Now, in the early morning, he slipped the catch on the window and raised the lower sash. Feeding the broom out, brush-end first, he found he could just reach the bag. Hooking the broom under one of the straps was more difficult. The bag was much heavier than he’d thought and kept sliding off. Clicking his tongue at this tiresome development, he went in search of the small stepladder from the office and manoeuvred it out of the window and onto the roof. The roof was pitched, making the firm positioning of the base tricky, and he had to run a rope from an upper rung over the sill and across the bed to the door handle. This extra work did not please him at all, not after the many aggravations of the long evening, during which he had had to patch up the street door, barricade it from the inside, and then feed endless files into the shredder. What with one thing and another, he hadn’t got to his makeshift bed on the back-office sofa until two, and then it was to have his fitful sleep interrupted shortly after six by someone who had first rung, then hung, on the bell, and finally tried to break the door down. From the vibrations that had resounded through the building he had no doubt it was the girl’s muscle man again.

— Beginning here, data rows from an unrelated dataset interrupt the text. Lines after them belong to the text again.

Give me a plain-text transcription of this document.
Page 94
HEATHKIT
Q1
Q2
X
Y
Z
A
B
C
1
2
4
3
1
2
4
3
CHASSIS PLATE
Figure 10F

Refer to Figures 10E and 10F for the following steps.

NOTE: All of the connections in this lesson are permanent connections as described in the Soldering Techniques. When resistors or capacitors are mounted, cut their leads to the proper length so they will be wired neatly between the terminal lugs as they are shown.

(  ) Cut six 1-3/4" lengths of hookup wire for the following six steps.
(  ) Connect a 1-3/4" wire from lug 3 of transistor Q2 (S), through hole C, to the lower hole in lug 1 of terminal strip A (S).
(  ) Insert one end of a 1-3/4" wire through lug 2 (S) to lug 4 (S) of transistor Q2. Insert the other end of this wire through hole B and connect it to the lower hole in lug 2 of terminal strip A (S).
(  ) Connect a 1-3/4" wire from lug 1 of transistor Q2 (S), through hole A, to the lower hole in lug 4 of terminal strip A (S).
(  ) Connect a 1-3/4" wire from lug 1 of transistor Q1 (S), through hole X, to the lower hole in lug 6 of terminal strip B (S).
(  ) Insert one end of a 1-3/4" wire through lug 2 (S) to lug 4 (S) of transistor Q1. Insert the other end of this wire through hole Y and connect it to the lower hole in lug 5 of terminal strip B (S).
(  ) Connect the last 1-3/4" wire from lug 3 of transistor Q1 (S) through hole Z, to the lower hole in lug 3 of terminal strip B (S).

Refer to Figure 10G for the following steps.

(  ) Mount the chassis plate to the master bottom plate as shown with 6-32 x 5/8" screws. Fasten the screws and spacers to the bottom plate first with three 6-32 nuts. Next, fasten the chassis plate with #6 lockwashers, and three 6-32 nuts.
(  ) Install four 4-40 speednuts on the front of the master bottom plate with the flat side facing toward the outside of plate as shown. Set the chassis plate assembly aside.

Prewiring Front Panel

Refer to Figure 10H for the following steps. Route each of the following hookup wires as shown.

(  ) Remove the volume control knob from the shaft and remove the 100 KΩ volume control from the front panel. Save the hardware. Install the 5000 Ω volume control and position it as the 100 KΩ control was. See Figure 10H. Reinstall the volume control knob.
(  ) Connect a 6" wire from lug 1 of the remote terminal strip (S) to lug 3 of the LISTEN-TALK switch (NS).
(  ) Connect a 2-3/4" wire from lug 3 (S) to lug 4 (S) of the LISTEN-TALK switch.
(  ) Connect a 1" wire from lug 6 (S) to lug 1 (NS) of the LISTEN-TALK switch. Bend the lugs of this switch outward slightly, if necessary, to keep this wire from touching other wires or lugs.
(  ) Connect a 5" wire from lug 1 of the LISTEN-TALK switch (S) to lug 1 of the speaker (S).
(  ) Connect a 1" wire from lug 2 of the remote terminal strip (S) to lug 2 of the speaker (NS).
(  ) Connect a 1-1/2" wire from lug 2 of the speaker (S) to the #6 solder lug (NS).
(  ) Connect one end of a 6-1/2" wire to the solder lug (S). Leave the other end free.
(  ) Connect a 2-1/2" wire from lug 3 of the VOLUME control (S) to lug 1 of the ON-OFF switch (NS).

There had been more callers at a quarter to eight. Stationing himself at the blinds in the front he had seen the marked police car pull out into the main street.
It had occurred to him then, with some force, that he didn’t have a lot of time.
Now with the benefit of full daylight he clambered onto the ladder and climbed cautiously down to the roof. Hitching the bag over his shoulder, he remounted the steps and made his precarious way back into the room.
He went through the contents immediately, there on the bed. As far as he could tell, nothing was missing – or was it? Retrieving the ladder, he took everything downstairs and double-checked each file as he put it through the jaws of the shredding machine, sheet by sheet. Nothing seemed to be missing from any of the files – the girl would hardly have had time to remove individual pages – but were all the files themselves there? Had the cow stuck any in her pockets?
He made himself a coffee and, sitting at Beryl’s desk, made a mental list of the files he had shredded last night, along with the files he had found in the bag, and matched them against his memory. He went next door into his own office and went through the smashed drawers of his desk again.
It was then that he saw something that he had missed during the night, lying on the floor in the desk well: the edge of a file. Pulling it out he saw it was a Workham file. It was empty. He certainly hadn’t shredded the contents. He muttered: ‘Cow, bloody cow,’ and, returning to the main office, he went through the cabinets and the clutter on the desktops. The papers weren’t there. At one point his mobile phone rang, which he chose not to answer. A minute later the desk telephone rang. Turning up the volume on the answering machine, he tilted the blinds open and gazed across the street to the opposite roof. He watched a couple of seagulls shrieking and raging over a scrap of booty while he half listened to Cramm’s voice asking him to call ‘very urgently indeed’. With a sigh he lifted the receiver just before Cramm rang off.
‘The Catch woman, have you got her?’ demanded Cramm. The voice had a nervy ring to it, a note of panic.